People generally prefer the familiar to the foreign. In investing, this preference expresses itself through home country bias. Biased investors allocate more to their home country’s stocks than the percentage their home country’s stocks are of the world’s stock market.
We often show clients the following cartogram illustrating countries’ shares of the global market capitalization.
Many are surprised that the U.S. is only half of the world stock market. Apple, Google, Chevron, Microsoft, GE… aren’t most great companies American? Judging by the U.S.-heavy portfolios new clients show us, many investment advisors may think so.
There are myriad cited reasons for U.S. investors to have a home bias. The U.S. has strong corporate governance and rule of law. The U.S. has a track record of producing world-renowned products and businesses. U.S. multi-national corporations provide ample global revenue exposure. U.S. investing removes currency risk and has generally low transaction costs.
All of those statements are true. However, they are common knowledge. The markets have already priced them in. A paper by Vanguard shows that an over-allocation to domestic stocks is part of a wider phenomenon.
Americans actually look quite worldly in comparison. Canadian, British, and Australian home biases are staggering. The most incredible figure is that Japanese companies are a majority of Japanese stock portfolios. These are the very same Japanese stocks that remain far below their 1989 peak!
The next chart displays the Japanese stock market (Nikkei 225) starting in 1988. A systematic investor may have made money by buying the dips. But someone who held Japanese stocks over the past quarter century earned nothing.

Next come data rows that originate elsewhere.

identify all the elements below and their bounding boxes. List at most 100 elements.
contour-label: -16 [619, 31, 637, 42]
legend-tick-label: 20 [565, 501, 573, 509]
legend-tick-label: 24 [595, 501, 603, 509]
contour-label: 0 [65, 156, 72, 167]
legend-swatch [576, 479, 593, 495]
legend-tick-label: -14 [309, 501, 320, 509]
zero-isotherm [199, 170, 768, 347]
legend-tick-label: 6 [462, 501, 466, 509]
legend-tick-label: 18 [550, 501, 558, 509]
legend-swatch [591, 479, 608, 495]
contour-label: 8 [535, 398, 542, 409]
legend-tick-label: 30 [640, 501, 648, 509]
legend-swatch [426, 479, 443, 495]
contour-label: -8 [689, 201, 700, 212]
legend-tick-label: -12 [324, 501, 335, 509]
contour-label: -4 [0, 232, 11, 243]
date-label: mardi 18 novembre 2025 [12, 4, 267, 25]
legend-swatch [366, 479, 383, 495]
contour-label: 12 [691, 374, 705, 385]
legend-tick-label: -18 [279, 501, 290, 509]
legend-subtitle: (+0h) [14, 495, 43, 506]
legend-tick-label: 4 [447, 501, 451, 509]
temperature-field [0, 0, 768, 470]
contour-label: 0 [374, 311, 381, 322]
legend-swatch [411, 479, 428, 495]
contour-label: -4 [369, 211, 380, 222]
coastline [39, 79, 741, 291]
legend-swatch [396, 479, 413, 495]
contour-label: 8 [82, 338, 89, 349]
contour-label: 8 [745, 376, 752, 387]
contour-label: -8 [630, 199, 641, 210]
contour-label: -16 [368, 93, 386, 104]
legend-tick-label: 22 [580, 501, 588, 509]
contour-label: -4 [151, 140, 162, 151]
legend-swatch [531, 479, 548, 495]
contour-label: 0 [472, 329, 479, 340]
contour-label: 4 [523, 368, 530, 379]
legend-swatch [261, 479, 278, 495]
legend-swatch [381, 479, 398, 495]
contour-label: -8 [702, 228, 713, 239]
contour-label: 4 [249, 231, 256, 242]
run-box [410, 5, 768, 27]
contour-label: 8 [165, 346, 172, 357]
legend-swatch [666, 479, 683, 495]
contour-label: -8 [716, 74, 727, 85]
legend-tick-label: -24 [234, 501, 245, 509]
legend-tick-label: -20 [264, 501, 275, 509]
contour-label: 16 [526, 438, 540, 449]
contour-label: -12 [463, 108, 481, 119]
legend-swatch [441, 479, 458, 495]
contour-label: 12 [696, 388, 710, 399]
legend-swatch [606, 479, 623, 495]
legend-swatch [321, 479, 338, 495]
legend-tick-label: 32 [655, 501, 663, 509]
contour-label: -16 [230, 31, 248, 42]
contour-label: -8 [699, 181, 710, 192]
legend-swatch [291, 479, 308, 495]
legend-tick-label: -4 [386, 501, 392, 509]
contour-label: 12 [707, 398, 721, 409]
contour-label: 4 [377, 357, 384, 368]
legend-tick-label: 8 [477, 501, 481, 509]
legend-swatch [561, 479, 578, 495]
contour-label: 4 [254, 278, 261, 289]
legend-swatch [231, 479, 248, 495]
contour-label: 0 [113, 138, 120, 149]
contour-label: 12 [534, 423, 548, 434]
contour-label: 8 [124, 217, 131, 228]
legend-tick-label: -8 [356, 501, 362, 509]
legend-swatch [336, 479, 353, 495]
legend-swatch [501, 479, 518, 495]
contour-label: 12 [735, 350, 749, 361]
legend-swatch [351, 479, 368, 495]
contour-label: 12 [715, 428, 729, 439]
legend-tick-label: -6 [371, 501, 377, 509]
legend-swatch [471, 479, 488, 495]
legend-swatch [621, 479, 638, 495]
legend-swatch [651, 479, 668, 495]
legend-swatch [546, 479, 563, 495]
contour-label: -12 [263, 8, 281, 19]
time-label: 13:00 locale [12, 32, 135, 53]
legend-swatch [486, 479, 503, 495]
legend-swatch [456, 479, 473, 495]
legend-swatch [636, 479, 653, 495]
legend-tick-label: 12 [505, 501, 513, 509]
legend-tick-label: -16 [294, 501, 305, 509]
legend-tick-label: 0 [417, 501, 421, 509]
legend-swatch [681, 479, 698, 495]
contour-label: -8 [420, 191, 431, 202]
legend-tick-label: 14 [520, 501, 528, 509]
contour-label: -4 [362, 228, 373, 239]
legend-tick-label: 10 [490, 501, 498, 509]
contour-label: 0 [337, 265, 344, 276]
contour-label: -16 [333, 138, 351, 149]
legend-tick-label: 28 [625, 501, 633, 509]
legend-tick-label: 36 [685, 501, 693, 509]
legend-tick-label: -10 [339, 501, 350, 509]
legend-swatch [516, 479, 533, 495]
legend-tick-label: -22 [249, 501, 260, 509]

For those who remember the 1980s, the hype was that Japan would overtake the U.S. as the world’s largest economy. Instead, during the last 25 years, the Japanese economy barely grew. A Japanese citizen suffered the double-whammy of bleak returns and an economic catastrophe at home.
Today, a few clicks can buy stocks anywhere. With every stock on everyone’s menu, the collective wisdom of the world’s investors – investment managers, endowments, retirement plans, etc. – values global stocks according to the cartogram. Yet with heavy home biases, individual investors in effect reject that collective knowledge.
Reasonable investors can disagree on whether some home bias is justified. However, it’s hard to justify the dramatic biases we see above. An investor with a strong home bias (a) reduces his access to the global opportunity set, (b) attempts to outsmart the collective wisdom of millions of investors, (c) is under-diversified, and (d) risks overexposure to a lackluster market.